The 1977 SANFL Grand Final was an Australian rules football game contested between the Port Adelaide Football Club and the Glenelg Football Club, held at Football Park on Saturday 24 September 1977. It was the 79th annual Grand Final of the South Australian National Football League, staged to determine the premiers of the 1977 SANFL season. The match, attended by 56,717 spectators, was won by Port Adelaide by a margin of 8 points, marking that club's twenty-fourth premiership victory.

Background

Centenary of the SANFL 
In 1977 the SANFL celebrated its centenary, commemorating 100 years since the inaugural 1877 SAFA season. All SANFL clubs that year wore a patch commemorating the milestone.

Port Adelaide's premiership drought 
The 12-year period leading up to the 1977 SANFL Grand Final included six grand final losses for Port Adelaide, with four to Sturt and two to North Adelaide.

Teams

Teams listed in the Sunday Mail.

Scorecard

Physicality 
The 1977 Grand Final was a physical affair with Port Adelaide wingman Bruce Light reported for striking, Kym Kinnear was concussed by Graham Cornes and taken from the ground, and several other players sustaining injuries throughout the match. Twenty players were involved in a brawl at the half-time siren.

Twenty-four-year-old Randall Gerlach retired after the game after playing for two years with kidney problems.

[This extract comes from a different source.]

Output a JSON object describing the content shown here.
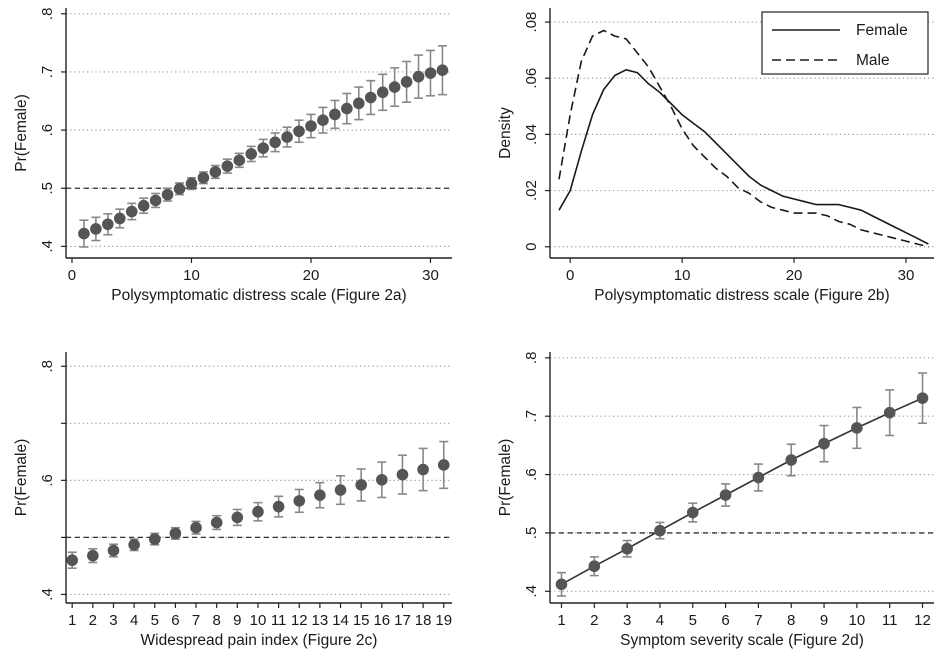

End of 12-year Premiership Drought for Port Adelaide
The 1977 premiership marked the end of a 12-year period for Port Adelaide without winning a premiership (a long time by club standards).  The 1977 premiership was the first of four premierships in five years for Port Adelaide, with premierships in 1979, 1980 and 1981. Port Adelaide supporters voted the 1977 SANFL Grand Final as the fourth-greatest moment of the club's history at Football Park in August 2013.

2007 AFL Heritage Round 
In the 2007 AFL Heritage Round, Port Adelaide wore a replica of their 1977 jumper.  Playing in the Port Adelaide team were Brett Ebert, son of Russell Ebert; and Chad and Kane Cornes, sons of Graham Cornes.